Friday, October 12, 2012: 8:00 PM
6C/6E (WSCC)
DNA repair is an essential process in the maintenance of genomic stability. The regulation of DNA repair requires a series of highly coordinated events. Deregulation of DNA repair can lead to multiple diseases including cancer. One DNA repair mechanism, homologous recombination, plays a pivotal role in the repair of highly toxic DNA damage lesions known as DNA double strand breaks. Despite numerous studies that elucidate mechanisms of homologous recombination, our understanding of the regulation of the mechanism remains incomplete. In this study, I propose to elucidate novel mechanisms for the regulation of homologous recombination, focusing on protein phosphorylation as one such potential regulatory mechanism.

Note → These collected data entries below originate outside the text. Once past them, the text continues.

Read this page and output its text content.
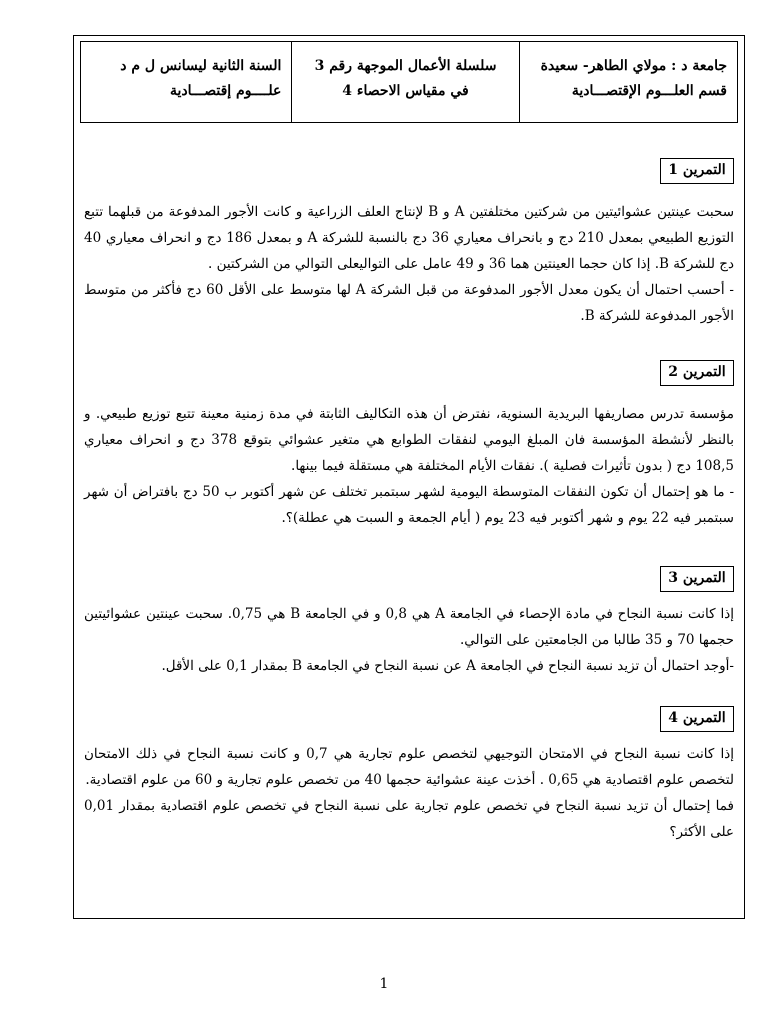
جامعة د : مولاي الطاهر- سعيدة
قسم العلـــوم الإقتصـــادية
سلسلة الأعمال الموجهة رقم 3
في مقياس الاحصاء 4
السنة الثانية ليسانس ل م د
علــــوم إقتصـــادية
التمرين 1

سحبت عينتين عشوائيتين من شركتين مختلفتين A و B لإنتاج العلف الزراعية و كانت الأجور المدفوعة من قبلهما تتبع التوزيع الطبيعي بمعدل 210 دج و بانحراف معياري 36 دج بالنسبة للشركة A و بمعدل 186 دج و انحراف معياري 40 دج للشركة B. إذا كان حجما العينتين هما 36 و 49 عامل على التواليعلى التوالي من الشركتين .

- أحسب احتمال أن يكون معدل الأجور المدفوعة من قبل الشركة A لها متوسط على الأقل 60 دج فأكثر من متوسط الأجور المدفوعة للشركة B.

التمرين 2

مؤسسة تدرس مصاريفها البريدية السنوية، نفترض أن هذه التكاليف الثابتة في مدة زمنية معينة تتبع توزيع طبيعي. و بالنظر لأنشطة المؤسسة فان المبلغ اليومي لنفقات الطوابع هي متغير عشوائي بتوقع 378 دج و انحراف معياري 108,5 دج ( بدون تأثيرات فصلية ). نفقات الأيام المختلفة هي مستقلة فيما بينها.

- ما هو إحتمال أن تكون النفقات المتوسطة اليومية لشهر سبتمبر تختلف عن شهر أكتوبر ب 50 دج بافتراض أن شهر سبتمبر فيه 22 يوم و شهر أكتوبر فيه 23 يوم ( أيام الجمعة و السبت هي عطلة)؟.

التمرين 3

إذا كانت نسبة النجاح في مادة الإحصاء في الجامعة A هي 0,8 و في الجامعة B هي 0,75. سحبت عينتين عشوائيتين حجمها 70 و 35 طالبا من الجامعتين على التوالي.

-أوجد احتمال أن تزيد نسبة النجاح في الجامعة A عن نسبة النجاح في الجامعة B بمقدار 0,1 على الأقل.

التمرين 4

إذا كانت نسبة النجاح في الامتحان التوجيهي لتخصص علوم تجارية هي 0,7 و كانت نسبة النجاح في ذلك الامتحان لتخصص علوم اقتصادية هي 0,65 . أخذت عينة عشوائية حجمها 40 من تخصص علوم تجارية و 60 من علوم اقتصادية.

فما إحتمال أن تزيد نسبة النجاح في تخصص علوم تجارية على نسبة النجاح في تخصص علوم اقتصادية بمقدار 0,01 على الأكثر؟

1
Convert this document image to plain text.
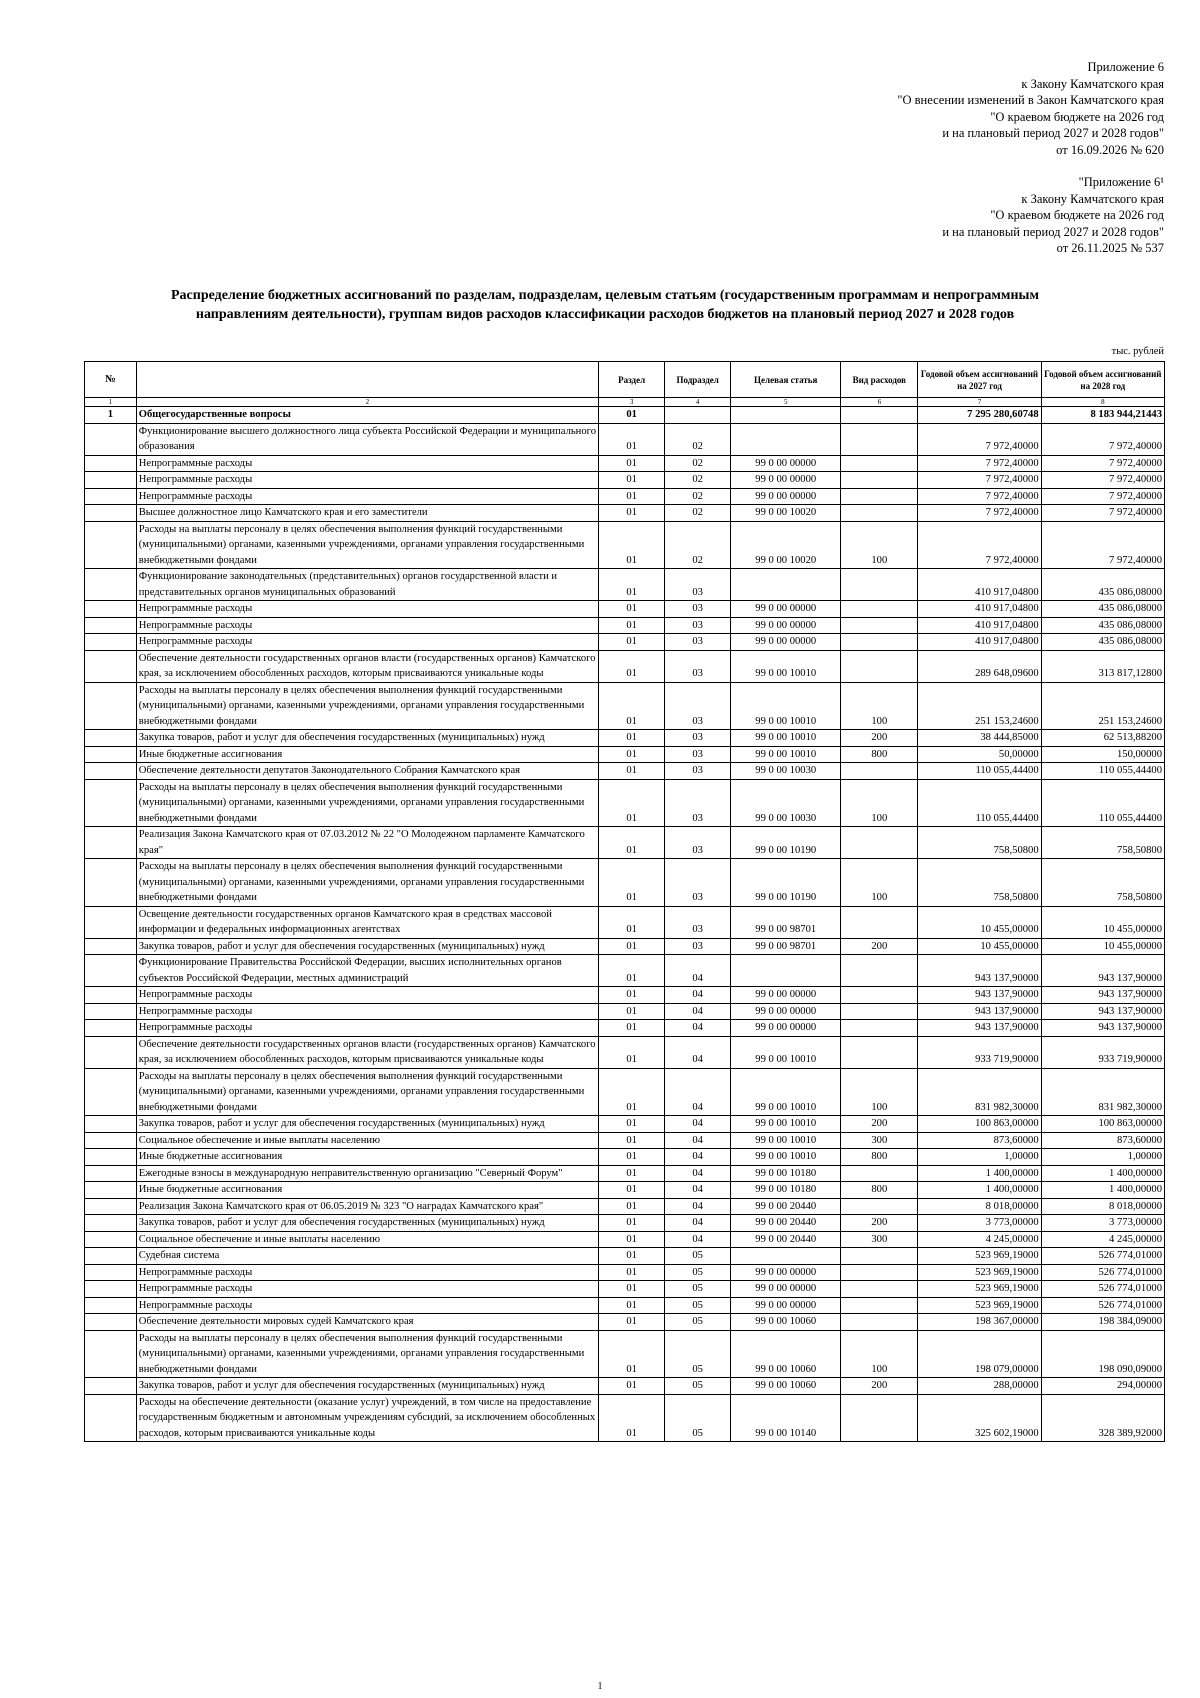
Приложение 6
к Закону Камчатского края
"О внесении изменений в Закон Камчатского края
"О краевом бюджете на 2026 год
и на плановый период 2027 и 2028 годов"
от 16.09.2026 № 620
"Приложение 6¹
к Закону Камчатского края
"О краевом бюджете на 2026 год
и на плановый период 2027 и 2028 годов"
от 26.11.2025 № 537
Распределение бюджетных ассигнований по разделам, подразделам, целевым статьям (государственным программам и непрограммным
направлениям деятельности), группам видов расходов классификации расходов бюджетов на плановый период 2027 и 2028 годов
тыс. рублей
№		Раздел	Подраздел	Целевая статья	Вид расходов	Годовой объем ассигнований на 2027 год	Годовой объем ассигнований на 2028 год
1	2	3	4	5	6	7	8
1	Общегосударственные вопросы	01				7 295 280,60748	8 183 944,21443
	Функционирование высшего должностного лица субъекта Российской Федерации и муниципального образования	01	02			7 972,40000	7 972,40000
	Непрограммные расходы	01	02	99 0 00 00000		7 972,40000	7 972,40000
	Непрограммные расходы	01	02	99 0 00 00000		7 972,40000	7 972,40000
	Непрограммные расходы	01	02	99 0 00 00000		7 972,40000	7 972,40000
	Высшее должностное лицо Камчатского края и его заместители	01	02	99 0 00 10020		7 972,40000	7 972,40000
	Расходы на выплаты персоналу в целях обеспечения выполнения функций государственными (муниципальными) органами, казенными учреждениями, органами управления государственными внебюджетными фондами	01	02	99 0 00 10020	100	7 972,40000	7 972,40000
	Функционирование законодательных (представительных) органов государственной власти и представительных органов муниципальных образований	01	03			410 917,04800	435 086,08000
	Непрограммные расходы	01	03	99 0 00 00000		410 917,04800	435 086,08000
	Непрограммные расходы	01	03	99 0 00 00000		410 917,04800	435 086,08000
	Непрограммные расходы	01	03	99 0 00 00000		410 917,04800	435 086,08000
	Обеспечение деятельности государственных органов власти (государственных органов) Камчатского края, за исключением обособленных расходов, которым присваиваются уникальные коды	01	03	99 0 00 10010		289 648,09600	313 817,12800
	Расходы на выплаты персоналу в целях обеспечения выполнения функций государственными (муниципальными) органами, казенными учреждениями, органами управления государственными внебюджетными фондами	01	03	99 0 00 10010	100	251 153,24600	251 153,24600
	Закупка товаров, работ и услуг для обеспечения государственных (муниципальных) нужд	01	03	99 0 00 10010	200	38 444,85000	62 513,88200
	Иные бюджетные ассигнования	01	03	99 0 00 10010	800	50,00000	150,00000
	Обеспечение деятельности депутатов Законодательного Собрания Камчатского края	01	03	99 0 00 10030		110 055,44400	110 055,44400
	Расходы на выплаты персоналу в целях обеспечения выполнения функций государственными (муниципальными) органами, казенными учреждениями, органами управления государственными внебюджетными фондами	01	03	99 0 00 10030	100	110 055,44400	110 055,44400
	Реализация Закона Камчатского края от 07.03.2012 № 22 "О Молодежном парламенте Камчатского края"	01	03	99 0 00 10190		758,50800	758,50800
	Расходы на выплаты персоналу в целях обеспечения выполнения функций государственными (муниципальными) органами, казенными учреждениями, органами управления государственными внебюджетными фондами	01	03	99 0 00 10190	100	758,50800	758,50800
	Освещение деятельности государственных органов Камчатского края в средствах массовой информации и федеральных информационных агентствах	01	03	99 0 00 98701		10 455,00000	10 455,00000
	Закупка товаров, работ и услуг для обеспечения государственных (муниципальных) нужд	01	03	99 0 00 98701	200	10 455,00000	10 455,00000
	Функционирование Правительства Российской Федерации, высших исполнительных органов субъектов Российской Федерации, местных администраций	01	04			943 137,90000	943 137,90000
	Непрограммные расходы	01	04	99 0 00 00000		943 137,90000	943 137,90000
	Непрограммные расходы	01	04	99 0 00 00000		943 137,90000	943 137,90000
	Непрограммные расходы	01	04	99 0 00 00000		943 137,90000	943 137,90000
	Обеспечение деятельности государственных органов власти (государственных органов) Камчатского края, за исключением обособленных расходов, которым присваиваются уникальные коды	01	04	99 0 00 10010		933 719,90000	933 719,90000
	Расходы на выплаты персоналу в целях обеспечения выполнения функций государственными (муниципальными) органами, казенными учреждениями, органами управления государственными внебюджетными фондами	01	04	99 0 00 10010	100	831 982,30000	831 982,30000
	Закупка товаров, работ и услуг для обеспечения государственных (муниципальных) нужд	01	04	99 0 00 10010	200	100 863,00000	100 863,00000
	Социальное обеспечение и иные выплаты населению	01	04	99 0 00 10010	300	873,60000	873,60000
	Иные бюджетные ассигнования	01	04	99 0 00 10010	800	1,00000	1,00000
	Ежегодные взносы в международную неправительственную организацию "Северный Форум"	01	04	99 0 00 10180		1 400,00000	1 400,00000
	Иные бюджетные ассигнования	01	04	99 0 00 10180	800	1 400,00000	1 400,00000
	Реализация Закона Камчатского края от 06.05.2019 № 323 "О наградах Камчатского края"	01	04	99 0 00 20440		8 018,00000	8 018,00000
	Закупка товаров, работ и услуг для обеспечения государственных (муниципальных) нужд	01	04	99 0 00 20440	200	3 773,00000	3 773,00000
	Социальное обеспечение и иные выплаты населению	01	04	99 0 00 20440	300	4 245,00000	4 245,00000
	Судебная система	01	05			523 969,19000	526 774,01000
	Непрограммные расходы	01	05	99 0 00 00000		523 969,19000	526 774,01000
	Непрограммные расходы	01	05	99 0 00 00000		523 969,19000	526 774,01000
	Непрограммные расходы	01	05	99 0 00 00000		523 969,19000	526 774,01000
	Обеспечение деятельности мировых судей Камчатского края	01	05	99 0 00 10060		198 367,00000	198 384,09000
	Расходы на выплаты персоналу в целях обеспечения выполнения функций государственными (муниципальными) органами, казенными учреждениями, органами управления государственными внебюджетными фондами	01	05	99 0 00 10060	100	198 079,00000	198 090,09000
	Закупка товаров, работ и услуг для обеспечения государственных (муниципальных) нужд	01	05	99 0 00 10060	200	288,00000	294,00000
	Расходы на обеспечение деятельности (оказание услуг) учреждений, в том числе на предоставление государственным бюджетным и автономным учреждениям субсидий, за исключением обособленных расходов, которым присваиваются уникальные коды	01	05	99 0 00 10140		325 602,19000	328 389,92000
1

I hypothesize that there are unidentified kinases involved in the regulation of homologous recombination. I have conducted a high-throughput RNAi screen of the human kinome following DNA damage, using RAD51 foci formation as readout. Using this unbiased approach, I have identified twenty candidate kinases as possible regulators of homologous recombination. This study aims at identifying the role played by these kinases through a series of functional assays, including: analysis of cell cycle distribution, cellular sensitivity to DNA damaging agents, and efficiency of homologous recombination. The kinases NEK8, PAK4, and DGKD have been identified as candidates. This study is the first comprehensive analysis of the role of the human kinome in the DNA damage response, and serves to identify novel kinases that regulate homologous recombination-mediated DNA repair. It will also serve to understand the role of DNA repair in cancer therapy and possibly identify novel chemotherapeutic targets.